My point here is that Texas can produce some first-rate people. Rick Perry may be a fifth-generation Texan. We can't claim full responsibility for Dubya (he was born in Connecticut, and he went to high school and college up there in New England, so at least throw some of your bile their way, won't you?), but he sure did get elected governor of Texas.

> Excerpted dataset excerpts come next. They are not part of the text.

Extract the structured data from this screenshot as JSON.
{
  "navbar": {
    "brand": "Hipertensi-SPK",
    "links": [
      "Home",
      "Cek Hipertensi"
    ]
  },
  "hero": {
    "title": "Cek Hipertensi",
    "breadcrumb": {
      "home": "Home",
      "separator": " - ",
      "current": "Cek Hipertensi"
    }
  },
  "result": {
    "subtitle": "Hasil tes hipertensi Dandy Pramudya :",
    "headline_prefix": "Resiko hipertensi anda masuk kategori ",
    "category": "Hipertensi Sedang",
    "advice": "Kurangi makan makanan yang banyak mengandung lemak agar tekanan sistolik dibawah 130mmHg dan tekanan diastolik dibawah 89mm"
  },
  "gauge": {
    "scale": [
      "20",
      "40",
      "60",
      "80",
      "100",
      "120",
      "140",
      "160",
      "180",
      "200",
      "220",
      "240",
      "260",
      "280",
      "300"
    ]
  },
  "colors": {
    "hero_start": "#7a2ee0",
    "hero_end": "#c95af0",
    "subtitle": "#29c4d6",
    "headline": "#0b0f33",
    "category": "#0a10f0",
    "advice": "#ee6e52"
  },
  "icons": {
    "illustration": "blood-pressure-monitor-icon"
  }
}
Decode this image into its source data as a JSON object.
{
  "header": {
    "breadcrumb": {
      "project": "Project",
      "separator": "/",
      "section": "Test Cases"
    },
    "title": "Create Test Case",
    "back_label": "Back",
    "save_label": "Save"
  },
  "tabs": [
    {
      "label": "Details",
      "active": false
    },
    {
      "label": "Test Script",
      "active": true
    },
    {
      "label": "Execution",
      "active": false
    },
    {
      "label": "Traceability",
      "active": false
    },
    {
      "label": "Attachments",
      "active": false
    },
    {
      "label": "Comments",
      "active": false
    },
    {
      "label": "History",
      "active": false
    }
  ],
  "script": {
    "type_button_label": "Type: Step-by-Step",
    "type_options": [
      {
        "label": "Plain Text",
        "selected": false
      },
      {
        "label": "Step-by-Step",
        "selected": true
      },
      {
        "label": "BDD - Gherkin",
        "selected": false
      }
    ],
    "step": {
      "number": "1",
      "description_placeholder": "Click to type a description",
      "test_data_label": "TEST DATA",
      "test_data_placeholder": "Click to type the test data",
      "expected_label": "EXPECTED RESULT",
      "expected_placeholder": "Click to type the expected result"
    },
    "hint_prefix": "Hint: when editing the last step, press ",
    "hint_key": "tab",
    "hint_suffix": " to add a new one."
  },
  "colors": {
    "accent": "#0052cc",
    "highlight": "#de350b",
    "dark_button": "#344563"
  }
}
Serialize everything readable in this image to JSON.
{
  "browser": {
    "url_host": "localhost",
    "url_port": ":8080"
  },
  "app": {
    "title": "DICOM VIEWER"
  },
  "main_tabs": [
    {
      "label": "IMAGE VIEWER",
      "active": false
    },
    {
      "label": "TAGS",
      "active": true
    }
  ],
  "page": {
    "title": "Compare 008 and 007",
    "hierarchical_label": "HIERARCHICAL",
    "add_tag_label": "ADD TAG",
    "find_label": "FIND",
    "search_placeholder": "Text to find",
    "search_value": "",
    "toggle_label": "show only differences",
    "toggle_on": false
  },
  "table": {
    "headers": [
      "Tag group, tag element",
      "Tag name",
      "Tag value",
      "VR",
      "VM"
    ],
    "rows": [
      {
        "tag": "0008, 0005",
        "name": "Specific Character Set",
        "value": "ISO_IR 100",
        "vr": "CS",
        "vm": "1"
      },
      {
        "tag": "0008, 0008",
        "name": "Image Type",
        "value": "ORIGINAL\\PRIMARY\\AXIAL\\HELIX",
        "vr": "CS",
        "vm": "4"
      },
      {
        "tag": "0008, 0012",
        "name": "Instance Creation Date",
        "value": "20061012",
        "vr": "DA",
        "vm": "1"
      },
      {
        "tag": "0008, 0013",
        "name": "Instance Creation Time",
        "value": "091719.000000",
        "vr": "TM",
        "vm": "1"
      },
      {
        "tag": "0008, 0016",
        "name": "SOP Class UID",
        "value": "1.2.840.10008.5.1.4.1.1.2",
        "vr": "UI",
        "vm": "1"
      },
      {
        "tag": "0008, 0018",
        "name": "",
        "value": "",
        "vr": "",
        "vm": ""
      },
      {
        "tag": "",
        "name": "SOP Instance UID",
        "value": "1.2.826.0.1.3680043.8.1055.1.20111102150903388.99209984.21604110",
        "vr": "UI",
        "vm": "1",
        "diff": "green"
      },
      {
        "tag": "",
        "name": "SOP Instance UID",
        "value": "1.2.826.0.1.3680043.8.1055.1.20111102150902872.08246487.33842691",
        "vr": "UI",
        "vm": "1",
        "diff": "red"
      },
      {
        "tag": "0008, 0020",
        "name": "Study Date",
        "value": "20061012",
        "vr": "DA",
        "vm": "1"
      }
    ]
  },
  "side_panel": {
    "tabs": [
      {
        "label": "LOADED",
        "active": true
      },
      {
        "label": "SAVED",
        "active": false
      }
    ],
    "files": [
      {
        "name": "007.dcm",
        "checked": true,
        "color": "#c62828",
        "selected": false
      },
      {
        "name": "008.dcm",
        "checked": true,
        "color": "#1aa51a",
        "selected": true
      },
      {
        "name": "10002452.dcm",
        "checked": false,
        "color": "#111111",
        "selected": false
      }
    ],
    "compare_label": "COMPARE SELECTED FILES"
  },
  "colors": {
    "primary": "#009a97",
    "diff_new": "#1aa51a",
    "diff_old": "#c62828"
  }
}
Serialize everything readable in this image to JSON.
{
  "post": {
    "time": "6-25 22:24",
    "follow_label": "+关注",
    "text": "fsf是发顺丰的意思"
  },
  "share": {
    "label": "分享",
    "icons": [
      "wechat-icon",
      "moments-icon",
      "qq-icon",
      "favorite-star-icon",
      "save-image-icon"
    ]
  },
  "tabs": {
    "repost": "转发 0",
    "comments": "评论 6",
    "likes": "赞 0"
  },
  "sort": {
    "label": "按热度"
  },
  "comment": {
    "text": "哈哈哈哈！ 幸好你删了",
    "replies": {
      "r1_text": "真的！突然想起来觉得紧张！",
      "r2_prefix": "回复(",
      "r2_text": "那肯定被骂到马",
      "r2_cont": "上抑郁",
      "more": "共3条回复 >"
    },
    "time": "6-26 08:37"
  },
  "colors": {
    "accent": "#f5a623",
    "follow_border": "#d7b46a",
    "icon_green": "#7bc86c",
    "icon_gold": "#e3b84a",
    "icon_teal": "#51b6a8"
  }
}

But this big state has a lot of smart, progressive people, and we're honestly working to turn these electoral votes blue. Rick Perry is the death call for red Texas; look closer. We're purple, and that purple is going bluer every year that passes. The nature of our population and our politics is changing, and unlike neighboring Oklahoma, we had blue counties. Lots of 'em. Big ones, too. McCain won here, but Obama performed well in spite of our (somewhat deserved) reputation for racism. Heck, Starr County in the Rio Grande Valley voted 84% for Obama! The best response Democrats and the national party can have to that range-rump in our governor's mansion is to make him a target. Let him sing out the craziest crackpot cacophony of wingnut fantasy -- give the man a megaphone! The louder he gets, the bluer Texas will go. With continued work on the part of Democrats here, Texas won't look as red as a baboon's ass in 2012. It might not go blue, but the Republicans will have to compete for it -- especially if Democrats keep registering voters and getting the message out. And by 2016, Texas will be THE swing state -- and I wouldn't be shocked to see it go blue.
This state is a stunner in the physical department -- I know the prevailing image is one of desert and tumbleweeds, but Texas has a varied geography, from cactus- and yucca-clothed desert to bayou-bathed cypress swamps, from wheat-waved plains to the Guadalupe Mountains, high enough that you'd swear you're in Colorado (I mean that -- I've climbed to our highest point there -- it was a new Texas for me). We've got Big Bend and the Big Piney (and 25 million people) all in one tumultuous package. The people are just as variable as the land, in some cases just as welcoming, in others just as ugly.
We know we're saddled with that smack-talking dumbass Rick Perry. Do us a favor and remember that, given proximity and a pot of chili, most of us would whack him with the ladle, too.